“Sorry, I don’t have time for this.” should be enough, but still you hesitate. If you are one of these delightfully considerate people who struggle with saying “no” to commitments they really don’t have time for, don’t rush in blaming it on your weak character. If you have a strong perfectionist trait, then this usually comes along with the package.

Perfectionists are generally more self-critical than other people. Combined with their unrealistically high standards and an inflated fear of failure, this makes dismissal of new incoming commitments a greater challenge than it is to most people.

This has been my struggle for many years before I finally managed to develop three very powerful habits that helped me overcome this bias. Thanks to these habits I now feel a lot more confident in rejecting requests that would otherwise have led to overload or have jeopardised more important commitments.

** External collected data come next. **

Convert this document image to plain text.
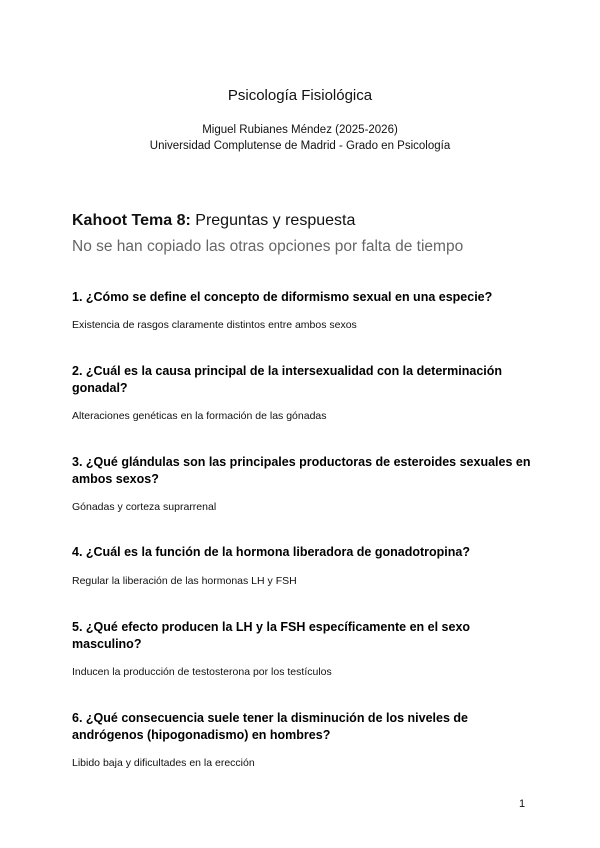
Psicología Fisiológica
Miguel Rubianes Méndez (2025-2026)
Universidad Complutense de Madrid - Grado en Psicología
Kahoot Tema 8: Preguntas y respuesta
No se han copiado las otras opciones por falta de tiempo

1. ¿Cómo se define el concepto de diformismo sexual en una especie?

Existencia de rasgos claramente distintos entre ambos sexos

2. ¿Cuál es la causa principal de la intersexualidad con la determinación gonadal?

Alteraciones genéticas en la formación de las gónadas

3. ¿Qué glándulas son las principales productoras de esteroides sexuales en ambos sexos?

Gónadas y corteza suprarrenal

4. ¿Cuál es la función de la hormona liberadora de gonadotropina?

Regular la liberación de las hormonas LH y FSH

5. ¿Qué efecto producen la LH y la FSH específicamente en el sexo masculino?

Inducen la producción de testosterona por los testículos

6. ¿Qué consecuencia suele tener la disminución de los niveles de andrógenos (hipogonadismo) en hombres?

Libido baja y dificultades en la erección

1
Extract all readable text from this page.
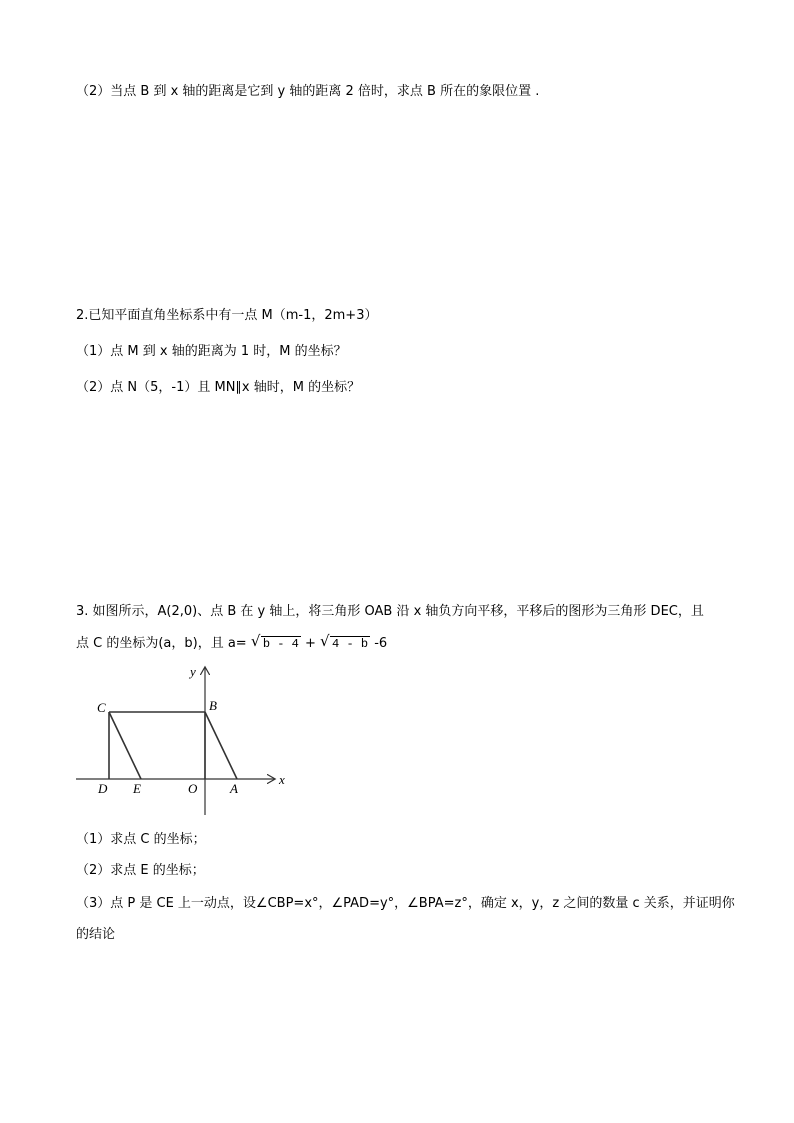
（2）当点 B 到 x 轴的距离是它到 y 轴的距离 2 倍时，求点 B 所在的象限位置 .
2.已知平面直角坐标系中有一点 M（m-1，2m+3）
（1）点 M 到 x 轴的距离为 1 时，M 的坐标？
（2）点 N（5，-1）且 MN∥x 轴时，M 的坐标？
3. 如图所示，A(2,0)、点 B 在 y 轴上，将三角形 OAB 沿 x 轴负方向平移，平移后的图形为三角形 DEC，且
点 C 的坐标为(a，b)，且 a= √ b - 4 + √ 4 - b -6
y
x
C	B
D E	O	A
（1）求点 C 的坐标；
（2）求点 E 的坐标；
（3）点 P 是 CE 上一动点，设∠CBP=x°，∠PAD=y°，∠BPA=z°，确定 x，y，z 之间的数量 c 关系，并证明你
的结论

Habit 1: Calculate your capacity and workload

One of the reasons why we hesitate is that we often aren’t sure how much time we can realistically spare by stirring around in our calendar and to-do list. Making a habit of estimating the size (in hours) of all your commitments is not just useful for your own planning. It also gives you confidence in knowing when your capacity is full, and what it would take to make room for more commitments. Here’s what it might look like:

  1. Start every week by looking at your calendar and adding up all your scheduled slots (meetings, events, webinars etc.). Subtract that sum from your total available time that week. (If it’s work you’re planning, then your total available time should equal the size of your regular work week. Don’t plan for overtime work unless it’s an emergency. Overtime work tends to always come knocking anyway as things always tend to swell up more than you’d like. Making it part of the plan is a recipe for overwhelm and burnout.) The difference is your output capacity this week.
  2. Now list your top priority commitments/tasks this week. (If you’re struggling with prioritisation, here’s a free prioritisation guide designed specifically for perfectionists.)
  3. Roughly estimate the time it should take to complete each task.
  4. Add up the most important and urgent tasks until the sum of their estimated time equals your output capacity.

Now you know your output capacity this week and what you can realistically accomplish within its limits. This is your baseline. If anyone should ask you to take on an additional task this week, you can now be fully confident that you don’t have any spare capacity for it. There’s no more room four uncertainty. Any additional commitment can only be taken on at the expense of one of your current top priority tasks, and you know it. Because you’ve actually made the calculation. So when you say “Sorry, I have no time for this.” – you know for a fact that it’s true.

Habit 2: Be clear about the trade-offs

Now that you are clear about your capacity and your workload, you know that for every new thing you say “yes” to, you will have to say “no” to something else. For every new commitment you take on this week, you will have to trade away one of your current top priority tasks. Make a habit of looking at it this way, and make sure your boss knows and buys into it. So that every time your boss asks you to do something unplanned, you can reply with something along the lines of:

“Sure, boss, I estimate this should take about 10 hours to complete. As my (or my team’s) week is completely packed already, what would you rather have me drop instead: task A, task B or task C? They all take roughtly 10 hours each.”

This way of posing the matter is a strong reminder that everything always comes at a cost, and implicitly signals that whatever you are asked to do will come at the expense of reduced output elsewhere, and not at the expense of your individual time and health.

Habit 3: Transfer the burden of guilt to the asker

Isn’t it ironic that when someone asks you to do something you have no spare time for, somehow it is you who’s feeling guilty about having to say “no”. Well, that’s just wrong. But you can make it right by turning the tables. Make them understand that what they’re asking you for requires a personal sacrifice of real value. Here’s one way of phrasing it:

“Listen, my week is so packed that if I should do this, I would have to do it during the weekend, and that would create some tension back home, where I’m already on the minus side.”

Whoever tries to persuade you to make this sacrifice will now have to carry a heavy burden of guilt. Refusing, on the other hand, would just mean preserving the status quo. If you agree to do what they ask, they’ll owe you a favour.

This shouldn’t be necessary, but…

Once again, you shouldn’t have to overthink things and create schemes only to be able to say “no” to things you don’t have time for or which do not contribute to your goals. But sometimes that tiny bit of uncertainty we feel can create just enough discomfort in refusing people to pull us into reluctant submission we later regret. 

Installing these three habits in the way I handle external commitments has helped me tremendously in reducing that uncertainty. It has saved me tons of time and plenty of trouble, and I hope they will do the same for you.